TOKYO (Reuters) - Asian shares edged up on Friday on expectations a deal will eventually be reached to avoid a U.S. fiscal crisis, but investors wary about taking big positions before the year-end were likely to take profits on the rises and buy on dips.
Investors will also be looking at data from Asia on Friday and Saturday for signs that global growth deterioration may be slowing down.
Japan's industrial output unexpectedly rose 1.8 percent in October, up for the first time in four months, government data showed on Friday, suggesting the impact of the global slowdown and a diplomatic row with China may have run their course.
Later on Friday, India will report its third-quarter gross domestic product at 0530 GMT and China will release the official manufacturing PMI for November on Saturday.
MSCI's broadest index of Asia-Pacific shares outside Japan was up 0.1 percent on Friday, after rising 1.1 percent to close at its highest level in nearly nine months on Thursday.
Australian shares .AXJO gained 0.5 percent to a fresh three-week high, helped by firmer base metals prices and a higher close on Wall Street.
South Korean shares .KS11 were down 0.1 percent.
"Concerns about the fiscal cliff linger, but investors still expect a budget deal to be reached by the end of this year. Today's shares will fare well," Lee Jeong-do, an analyst at Shinhan Investment Corp said of Seoul shares.
Japan's Nikkei stock average .N225 opened 0.5 percent higher, tracking higher global shares overnight and also drawing support from an ongoing weak yen.
The dollar was steady against the yen at 82.13, not very far from a 7-1/2-month high of 82.84 yen hit last week.
"The market's mood is still positive, but the index has reached a level where investors want to take a break until there are more signs that these issues will be resolved," said Yutaka Miura, a senior technical analyst at Mizuho Securities.
Miura added that Japanese investors may become sellers when the Nikkei reaches the 9,500-mark, while foreigners may chase the market higher.
U.S. fiscal cliff: link.reuters.com/dut83t
Asset returns in 2012: link.reuters.com/nyw85s
Euro zone debt crisis: r.reuters.com/hyb65p
Financial markets swung around on Thursday after comments by U.S. lawmakers dampened optimism that an agreement would be reached to avoid a series of tax hikes and spending cuts which could put the world's biggest economy back into recession.

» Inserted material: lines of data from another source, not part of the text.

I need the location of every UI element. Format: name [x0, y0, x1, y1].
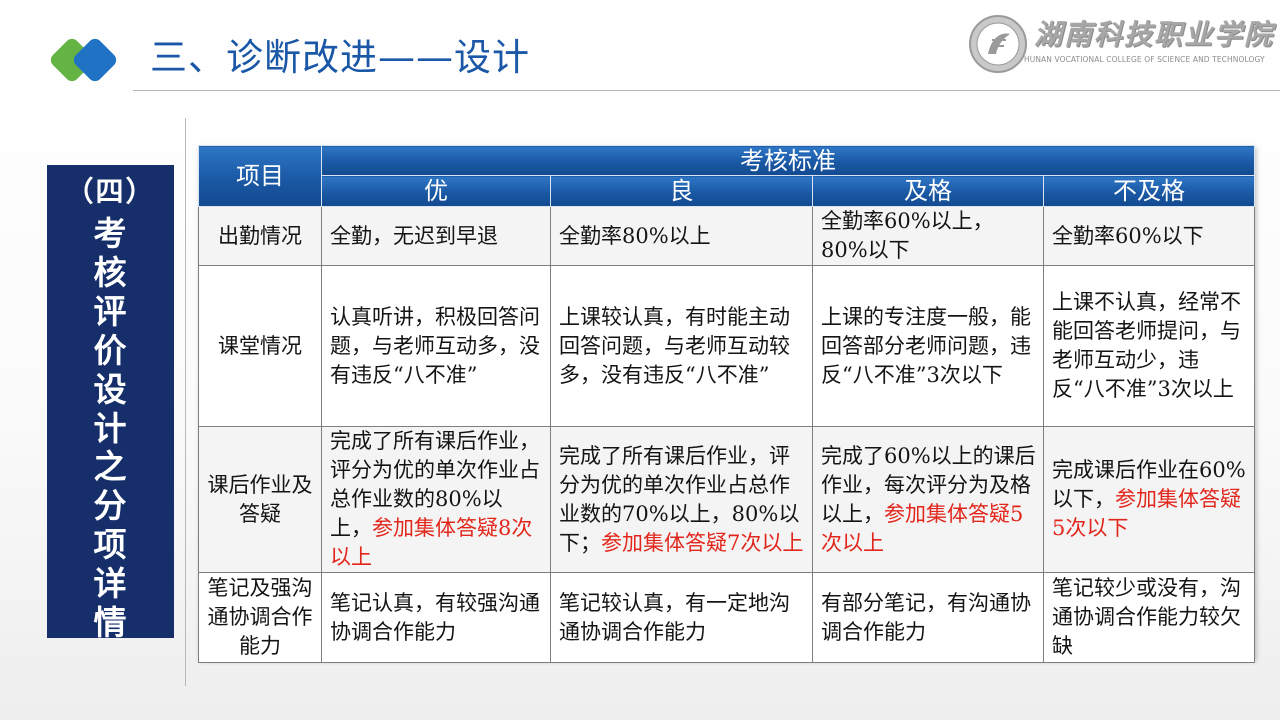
page-title: 三、诊断改进——设计 [150, 36, 530, 79]
row-label: 笔记及强沟通协调合作能力 [198, 572, 322, 663]
criteria-cell: 全勤率80%以上 [550, 206, 813, 266]
criteria-cell: 全勤率60%以上，80%以下 [812, 206, 1044, 266]
row-label: 出勤情况 [198, 206, 322, 266]
criteria-text: 上课较认真，有时能主动回答问题，与老师互动较多，没有违反“八不准” [559, 304, 790, 387]
title-divider [133, 90, 1280, 91]
diamond-title-icon [50, 38, 117, 82]
criteria-text: 上课的专注度一般，能回答部分老师问题，违反“八不准”3次以下 [821, 304, 1031, 387]
criteria-text: 上课不认真，经常不能回答老师提问，与老师互动少，违反“八不准”3次以上 [1052, 290, 1241, 401]
criteria-text: 全勤率60%以上，80%以下 [821, 209, 994, 262]
criteria-cell: 有部分笔记，有沟通协调合作能力 [812, 572, 1044, 663]
criteria-cell: 上课不认真，经常不能回答老师提问，与老师互动少，违反“八不准”3次以上 [1043, 265, 1255, 427]
table-row: 课后作业及答疑 完成了所有课后作业，评分为优的单次作业占总作业数的80%以上，参… [198, 426, 1255, 573]
criteria-cell: 笔记较少或没有，沟通协调合作能力较欠缺 [1043, 572, 1255, 663]
header-level-pass: 及格 [812, 175, 1044, 207]
section-number: （四） [65, 175, 156, 208]
college-name-cn: 湖南科技职业学院 [1034, 18, 1275, 51]
criteria-text: 认真听讲，积极回答问题，与老师互动多，没有违反“八不准” [330, 304, 540, 387]
criteria-text: 全勤率60%以下 [1052, 223, 1204, 248]
assessment-table: 项目 考核标准 优 良 及格 不及格 出勤情况 全勤，无迟到早退 全勤率80%以… [198, 145, 1255, 663]
college-logo: 湖南科技职业学院 HUNAN VOCATIONAL COLLEGE OF SCI… [966, 14, 1272, 74]
college-seal-icon [969, 15, 1027, 73]
header-item: 项目 [198, 145, 322, 207]
criteria-cell: 完成课后作业在60%以下，参加集体答疑5次以下 [1043, 426, 1255, 573]
header-level-excellent: 优 [321, 175, 551, 207]
criteria-cell: 全勤，无迟到早退 [321, 206, 551, 266]
criteria-highlight: 参加集体答疑7次以上 [601, 530, 804, 555]
table-row: 笔记及强沟通协调合作能力 笔记认真，有较强沟通协调合作能力 笔记较认真，有一定地… [198, 572, 1255, 663]
row-label: 课堂情况 [198, 265, 322, 427]
criteria-cell: 完成了所有课后作业，评分为优的单次作业占总作业数的80%以上，参加集体答疑8次以… [321, 426, 551, 573]
college-name-en: HUNAN VOCATIONAL COLLEGE OF SCIENCE AND … [1024, 55, 1265, 64]
header-criteria: 考核标准 [321, 145, 1255, 176]
criteria-text: 全勤率80%以上 [559, 223, 711, 248]
criteria-cell: 全勤率60%以下 [1043, 206, 1255, 266]
criteria-cell: 上课的专注度一般，能回答部分老师问题，违反“八不准”3次以下 [812, 265, 1044, 427]
criteria-text: 笔记较少或没有，沟通协调合作能力较欠缺 [1052, 576, 1241, 658]
criteria-text: 全勤，无迟到早退 [330, 223, 498, 248]
criteria-cell: 笔记认真，有较强沟通协调合作能力 [321, 572, 551, 663]
criteria-cell: 认真听讲，积极回答问题，与老师互动多，没有违反“八不准” [321, 265, 551, 427]
row-label: 课后作业及答疑 [198, 426, 322, 573]
criteria-cell: 完成了60%以上的课后作业，每次评分为及格以上，参加集体答疑5次以上 [812, 426, 1044, 573]
criteria-text: 笔记较认真，有一定地沟通协调合作能力 [559, 590, 790, 644]
vertical-divider [185, 118, 186, 686]
table-row: 课堂情况 认真听讲，积极回答问题，与老师互动多，没有违反“八不准” 上课较认真，… [198, 265, 1255, 427]
table-row: 出勤情况 全勤，无迟到早退 全勤率80%以上 全勤率60%以上，80%以下 全勤… [198, 206, 1255, 266]
criteria-cell: 笔记较认真，有一定地沟通协调合作能力 [550, 572, 813, 663]
header-level-good: 良 [550, 175, 813, 207]
criteria-text: 笔记认真，有较强沟通协调合作能力 [330, 590, 540, 644]
header-level-fail: 不及格 [1043, 175, 1255, 207]
section-side-panel: （四） 考核评价设计之分项详情 [47, 165, 174, 642]
criteria-cell: 上课较认真，有时能主动回答问题，与老师互动较多，没有违反“八不准” [550, 265, 813, 427]
section-title: 考核评价设计之分项详情 [93, 214, 127, 643]
criteria-cell: 完成了所有课后作业，评分为优的单次作业占总作业数的70%以上，80%以下；参加集… [550, 426, 813, 573]
criteria-text: 有部分笔记，有沟通协调合作能力 [821, 590, 1031, 644]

The pan-European FTSEurofirst 300 index .FTEU3 ended up 1.1 percent on Thursday, its highest closing level since July 2011. The index, led by mining stocks, rose on growing optimism a deal will be reached to avoid growth-sapping austerity action.
U.S. stocks and the euro rose but remained pressured as the speaker of the U.S. House of Representatives, John Boehner, indicated no substantive progress in the last two weeks in talks to reach a U.S. budget deal. Less than 24 hours earlier, the Republican said he was "optimistic" about reaching a deal.
Democratic Senate Majority Leader Harry Reid struck back, saying later his party was still waiting for a reasonable proposal from Republicans.
The European Commission's monthly business and consumer survey showed on Thursday euro zone economic morale improved for the first time in almost a year in November, with Germany and France gaining strongly, but industry's reluctance to invest next year bodes poorly for a quick recovery from recession.
The euro steadied around $1.2974 after peaking at $1.3015 on Thursday, its highest level since October 31. After global lenders earlier in the week agreed to unblock more aid to debt-stricken Greece, borrowing concerns for other indebted countries such as Spain and Italy eased substantially.
Italy's 10-year bond yield hit its lowest in two years at an auction on Thursday.
In the U.S., the government said on Thursday third-quarter gross domestic product expanded at a 2.7 percent annual rate for its fastest pace since late 2011 and much quicker than the 2 percent rate the government estimated last month, with export growth helping to offset the weakest consumer spending and first drop in business investment in more than a year.
U.S. crude futures fell 0.5 percent to $87.64 a barrel, after they rose the previous day on optimism over the U.S. budget talks and escalating violence and political tension in Syria and Egypt which stoked fear of oil supply disruptions.